A rotatividade é grande e é difícil precisar quantos atuam de forma ilegal e fazem publicidade.
Um dos aplicativos identificados pela reportagem, por exemplo, é de uma suposta desenvolvedora chamada Ballet Lyn, lançada em 31 de março de 2025. Ele direciona para a 666bet.com, bloqueada desde outubro no Brasil. Outro, de uma desenvolvedora batizada como Naftalielijah, foi inserido nas lojas virtuais neste mês.
O YouTube, que pertence ao Google, recebe dinheiro para publicar cada um desses anúncios. Os valores e alcance não são divulgados.

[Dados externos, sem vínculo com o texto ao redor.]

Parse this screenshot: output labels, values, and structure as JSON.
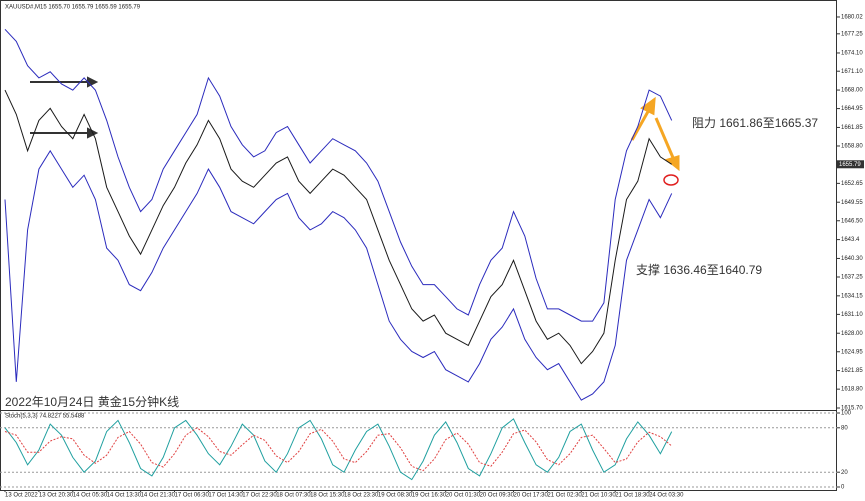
{
  "chart_data": [
    {
      "type": "line",
      "title": "XAUUSD#,M15  1655.70 1655.79 1655.59 1655.79",
      "annotations": [
        "阻力 1661.86至1665.37",
        "支撑 1636.46至1640.79",
        "2022年10月24日 黄金15分钟K线"
      ],
      "categories": [
        "13 Oct 2022",
        null,
        null,
        "13 Oct 20:30",
        null,
        null,
        "14 Oct 05:30",
        null,
        null,
        "14 Oct 13:30",
        null,
        null,
        "14 Oct 21:30",
        null,
        null,
        "17 Oct 06:30",
        null,
        null,
        "17 Oct 14:30",
        null,
        null,
        "17 Oct 22:30",
        null,
        null,
        "18 Oct 07:30",
        null,
        null,
        "18 Oct 15:30",
        null,
        null,
        "18 Oct 23:30",
        null,
        null,
        "19 Oct 08:30",
        null,
        null,
        "19 Oct 16:30",
        null,
        null,
        "20 Oct 01:30",
        null,
        null,
        "20 Oct 09:30",
        null,
        null,
        "20 Oct 17:30",
        null,
        null,
        "21 Oct 02:30",
        null,
        null,
        "21 Oct 10:30",
        null,
        null,
        "21 Oct 18:30",
        null,
        null,
        "24 Oct 03:30",
        null,
        null
      ],
      "series": [
        {
          "color": "#1a1a1a",
          "values": [
            1668,
            1664,
            1658,
            1663,
            1665,
            1662,
            1660,
            1664,
            1660,
            1652,
            1648,
            1644,
            1641,
            1645,
            1649,
            1652,
            1656,
            1659,
            1663,
            1660,
            1655,
            1653,
            1652,
            1654,
            1656,
            1657,
            1653,
            1651,
            1653,
            1655,
            1654,
            1652,
            1650,
            1645,
            1640,
            1636,
            1632,
            1630,
            1631,
            1628,
            1627,
            1626,
            1630,
            1634,
            1636,
            1640,
            1635,
            1630,
            1627,
            1628,
            1626,
            1623,
            1625,
            1628,
            1640,
            1650,
            1653,
            1660,
            1657,
            1655.79
          ]
        },
        {
          "color": "#2b2bbd",
          "values": [
            1678,
            1676,
            1672,
            1670,
            1671,
            1669,
            1668,
            1670,
            1668,
            1663,
            1657,
            1652,
            1648,
            1650,
            1655,
            1658,
            1661,
            1664,
            1670,
            1667,
            1662,
            1659,
            1657,
            1658,
            1661,
            1662,
            1659,
            1656,
            1658,
            1660,
            1659,
            1658,
            1656,
            1653,
            1648,
            1643,
            1639,
            1636,
            1636,
            1634,
            1632,
            1631,
            1636,
            1640,
            1642,
            1648,
            1644,
            1637,
            1632,
            1632,
            1631,
            1630,
            1630,
            1633,
            1650,
            1658,
            1662,
            1668,
            1667,
            1663
          ]
        },
        {
          "color": "#2b2bbd",
          "values": [
            1650,
            1620,
            1645,
            1655,
            1658,
            1655,
            1652,
            1654,
            1650,
            1642,
            1640,
            1636,
            1635,
            1638,
            1642,
            1645,
            1648,
            1651,
            1655,
            1652,
            1648,
            1647,
            1646,
            1648,
            1650,
            1651,
            1647,
            1645,
            1646,
            1648,
            1647,
            1645,
            1642,
            1636,
            1630,
            1627,
            1625,
            1624,
            1625,
            1622,
            1621,
            1620,
            1623,
            1627,
            1629,
            1632,
            1627,
            1624,
            1622,
            1623,
            1620,
            1617,
            1618,
            1620,
            1626,
            1640,
            1645,
            1650,
            1647,
            1651
          ]
        }
      ],
      "ylim": [
        1615.37,
        1682.32
      ],
      "yticks": [
        1680.02,
        1677.25,
        {
          "value": 1674.1,
          "label": "1674.10"
        },
        {
          "value": 1671.1,
          "label": "1671.10"
        },
        {
          "value": 1668,
          "label": "1668.00"
        },
        1664.95,
        1661.85,
        {
          "value": 1658.8,
          "label": "1658.80"
        },
        1652.65,
        1649.55,
        {
          "value": 1646.5,
          "label": "1646.50"
        },
        1643.4,
        {
          "value": 1640.3,
          "label": "1640.30"
        },
        1637.25,
        1634.15,
        {
          "value": 1631.1,
          "label": "1631.10"
        },
        {
          "value": 1628,
          "label": "1628.00"
        },
        1624.95,
        1621.85,
        {
          "value": 1618.8,
          "label": "1618.80"
        },
        {
          "value": 1615.7,
          "label": "1615.70"
        }
      ],
      "grid": false
    },
    {
      "type": "line",
      "title": "Stoch(5,3,3) 74.8227 55.5488",
      "series": [
        {
          "color": "#20a0a0",
          "values": [
            80,
            60,
            30,
            50,
            85,
            70,
            40,
            20,
            35,
            75,
            90,
            60,
            25,
            15,
            40,
            80,
            90,
            70,
            45,
            30,
            55,
            85,
            70,
            35,
            20,
            45,
            80,
            90,
            65,
            30,
            20,
            50,
            75,
            85,
            55,
            20,
            10,
            35,
            70,
            88,
            60,
            25,
            15,
            45,
            80,
            92,
            60,
            30,
            20,
            40,
            75,
            85,
            50,
            20,
            30,
            65,
            88,
            70,
            45,
            74.82
          ]
        },
        {
          "color": "#e04040",
          "values": [
            75,
            70,
            47,
            47,
            62,
            68,
            65,
            43,
            32,
            43,
            67,
            75,
            58,
            33,
            27,
            45,
            70,
            80,
            68,
            48,
            43,
            57,
            70,
            63,
            42,
            33,
            48,
            72,
            78,
            62,
            38,
            33,
            48,
            70,
            72,
            53,
            28,
            22,
            38,
            64,
            73,
            58,
            33,
            28,
            47,
            72,
            77,
            61,
            37,
            30,
            45,
            67,
            70,
            52,
            33,
            38,
            61,
            74,
            68,
            55.55
          ]
        }
      ],
      "ylim": [
        0,
        100
      ],
      "yticks": [
        0,
        20,
        80,
        100
      ],
      "grid": true
    }
  ]
}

A divulgação de propaganda de sites sem licença no Brasil é ilegal e pode rendar multa de R$ 50 mil a R$ 2 bilhões, como explica o advogado Luiz Felipe Maia, que atua no setor. “Isso exige um processo administrativo, que precisa ser iniciado pela Secretaria de Prêmios e Apostas do Ministério da Fazenda”, disse.
O advogado ressalta que o Marco Civil da Internet preserva as plataformas sobre a divulgação de conteúdo ilegal por parte de usuários, mas a empresa pode ser punida pelas publicidades que veicula.
“Você fez propaganda e está sendo remunerado por isso. Se o conteúdo é reiterado, ele deveria ter um KYC [‘know your costumer’ ou ‘conheça seu cliente’] mais forte”, comentou Maia.
YouTube afirma que, para anunciar, é necessário concordar com essas políticas, ter uma licença do Ministério da Fazenda ativa e certificação prévia do Google Ads. “Quando identificamos uma violação, agimos imediatamente suspendendo o anúncio e, se for o caso, bloqueando a conta do anunciante”, disse a empresa.
A SPA (Secretaria de Prêmios e Apostas) afirmou que o YouTube reforçou as regras para retirada de conteúdo depois de reuniões com a pasta. O órgão ressaltou que há atuação conjunta com o Conar (Conselho Nacional Autorregulamentação Publicitária) e com o Conselho Digital, que representa as grandes empresas de tecnologia, para combater a publicidade ilegal.
“É importante ressaltar também que a SPA já conseguiu, junto à Anatel, o bloqueio de mais de 11 mil sites ilegais”, afirmou em nota.
Em março, o YouTube determinou a remoção de lives de usuários com conteúdo de apostas que infrinja a legislação. Secretário de Nacional de Apostas Esportivas e de Desenvolvimento Econômico do Esporte, do Ministério do Esporte, Giovanni Rocco diz que a empresa vive um descompasso e cobra que se ajuste a legislação rapidamente.
“O YouTube está fiscalizando as lives, mas ao mesmo tempo faz publicidade de casa de aposta ilegal, e ganha dinheiro com isso”, afirma.
O presidente da ANJL (Associação Nacional do Jogo Legal), Plínio Lemos Jorge, diz que a entidade tem informado os órgãos de fiscalização sobre os endereços de sites ilegais.
“Mas trata-se de uma ampla rede clandestina, altamente tecnológica, que diariamente desenvolve novos mecanismos para burlar o mercado regulado de apostas. Por isso, cada vez é mais importante a participação da Polícia Federal nas investigações”, disse.